I have an alternate scenario to offer that looks at the problem from a different perspective. I am going to assume that m2 is not rigid, but deformable, and is characterized by an elastic shear modulus G. I know how to do problems like this because of my prior experience with solid mechanics. What I'm going to show in this scenario is that, for a deformable m2, it is possible for slip to occur at the upper interface with m1, while, at the same time, the lower surface of m2 does not move.
Let A be the area of m2 in contact with m1 and with the table, and let h be the thickness of m2. The displacement to the right at the bottom of m2 is going to be zero. The displacement to the right at the center plane of m2 is going to be δ1 and the displacement to the right at the top surface of m2 is going to be δ2. If we did not allow a displacement at the top surface (i.e., temporary slip with kinetic friction, followed by re-establishment of stick) the frictional force at the top surface would be 25N, which would exceed the critical force for release of static friction. Therefore, the top surface of m2 must slip at the kinetic friction force of 12.3 N (temporarily, until static friction is re-established).

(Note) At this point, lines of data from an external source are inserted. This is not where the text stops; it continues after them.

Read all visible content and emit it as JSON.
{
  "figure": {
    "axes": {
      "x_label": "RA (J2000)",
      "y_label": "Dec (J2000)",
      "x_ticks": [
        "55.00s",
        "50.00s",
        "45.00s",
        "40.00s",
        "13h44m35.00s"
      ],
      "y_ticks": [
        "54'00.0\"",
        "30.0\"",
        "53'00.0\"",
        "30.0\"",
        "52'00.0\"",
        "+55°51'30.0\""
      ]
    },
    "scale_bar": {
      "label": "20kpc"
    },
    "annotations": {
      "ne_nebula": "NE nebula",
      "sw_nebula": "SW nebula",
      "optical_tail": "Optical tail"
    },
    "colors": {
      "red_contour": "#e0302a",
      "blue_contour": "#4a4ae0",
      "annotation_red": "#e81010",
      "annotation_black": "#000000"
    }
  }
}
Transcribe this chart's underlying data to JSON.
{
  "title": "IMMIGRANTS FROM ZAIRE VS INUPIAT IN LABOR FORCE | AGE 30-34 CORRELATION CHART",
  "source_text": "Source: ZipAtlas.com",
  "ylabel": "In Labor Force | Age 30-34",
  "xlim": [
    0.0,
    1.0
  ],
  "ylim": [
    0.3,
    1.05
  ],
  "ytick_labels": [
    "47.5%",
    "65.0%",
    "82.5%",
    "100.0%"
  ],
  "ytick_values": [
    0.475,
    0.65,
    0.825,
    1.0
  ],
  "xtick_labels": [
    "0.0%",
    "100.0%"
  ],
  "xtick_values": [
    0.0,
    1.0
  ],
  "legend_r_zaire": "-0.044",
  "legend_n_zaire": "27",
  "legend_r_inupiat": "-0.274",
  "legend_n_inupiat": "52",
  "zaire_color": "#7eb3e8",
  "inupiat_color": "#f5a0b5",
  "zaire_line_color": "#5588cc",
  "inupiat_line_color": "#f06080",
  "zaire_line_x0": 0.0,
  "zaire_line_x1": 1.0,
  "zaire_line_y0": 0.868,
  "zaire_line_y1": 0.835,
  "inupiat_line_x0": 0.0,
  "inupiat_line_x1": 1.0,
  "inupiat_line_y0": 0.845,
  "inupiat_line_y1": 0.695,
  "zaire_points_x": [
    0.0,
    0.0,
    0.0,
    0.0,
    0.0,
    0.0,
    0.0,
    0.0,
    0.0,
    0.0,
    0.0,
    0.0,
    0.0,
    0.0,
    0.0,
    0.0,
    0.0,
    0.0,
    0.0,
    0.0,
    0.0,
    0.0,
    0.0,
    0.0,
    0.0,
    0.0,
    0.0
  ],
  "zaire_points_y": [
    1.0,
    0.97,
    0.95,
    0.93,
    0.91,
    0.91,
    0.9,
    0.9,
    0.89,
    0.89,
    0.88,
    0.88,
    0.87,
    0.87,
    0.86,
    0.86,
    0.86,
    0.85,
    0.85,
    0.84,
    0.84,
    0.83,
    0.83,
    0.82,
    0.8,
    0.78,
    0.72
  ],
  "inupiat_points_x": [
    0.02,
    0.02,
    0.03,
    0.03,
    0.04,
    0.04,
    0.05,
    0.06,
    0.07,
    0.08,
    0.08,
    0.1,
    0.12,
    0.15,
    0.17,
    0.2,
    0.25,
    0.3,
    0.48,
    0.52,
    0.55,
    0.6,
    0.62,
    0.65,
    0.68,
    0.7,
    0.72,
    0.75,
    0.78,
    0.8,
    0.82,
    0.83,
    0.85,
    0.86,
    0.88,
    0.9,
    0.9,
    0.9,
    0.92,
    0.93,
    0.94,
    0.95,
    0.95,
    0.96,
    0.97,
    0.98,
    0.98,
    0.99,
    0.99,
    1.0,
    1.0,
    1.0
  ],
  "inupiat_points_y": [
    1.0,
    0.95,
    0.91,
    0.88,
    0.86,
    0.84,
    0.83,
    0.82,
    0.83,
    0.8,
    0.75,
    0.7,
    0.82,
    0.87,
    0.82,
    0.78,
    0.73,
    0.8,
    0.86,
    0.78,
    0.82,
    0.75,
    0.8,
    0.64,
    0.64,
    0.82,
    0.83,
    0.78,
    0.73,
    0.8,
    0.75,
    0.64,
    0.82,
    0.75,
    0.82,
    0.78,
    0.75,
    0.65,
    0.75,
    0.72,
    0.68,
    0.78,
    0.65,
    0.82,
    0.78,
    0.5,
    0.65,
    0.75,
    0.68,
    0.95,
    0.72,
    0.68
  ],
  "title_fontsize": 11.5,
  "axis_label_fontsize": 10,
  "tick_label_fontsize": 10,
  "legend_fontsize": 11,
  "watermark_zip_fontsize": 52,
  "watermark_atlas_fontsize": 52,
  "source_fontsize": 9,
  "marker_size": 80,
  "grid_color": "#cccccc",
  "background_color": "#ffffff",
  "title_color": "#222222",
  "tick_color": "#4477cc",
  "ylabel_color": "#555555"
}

Once static friction is re-established, the force at the top of m2 will remain at 12.3 N. That is where we are going to examine what prevails.
Now for the analysis:
Shear strain in the lower half of m2 = δ1/(h/2) = 2δ1/h
Shear strain in upper half of m2 = 2(δ1-δ2)/h
Shear stress in lower half of m2 = 2Gδ1/h
Shear stress in upper half of m2 = 2G(δ1-δ2)/h
Frictional force on top surface = 12.3 N = 2GA(δ1-δ2)/h
Frictional force on bottom surface of m2 = 50.0-12.3= 37.7 N = 2GAδ1/h
If we solve for δ1 and δ2, we obtain:
##δ_1=\frac{37.7h}{2AG}##
##δ_2=\frac{25.4h}{2AG}##
So the bottom of m2 will not be displaced to the right at all, and the center plane of m2 will be displaced to the right about 50% more than the top surface.
In the end, m2 would not be accelerating.
Chet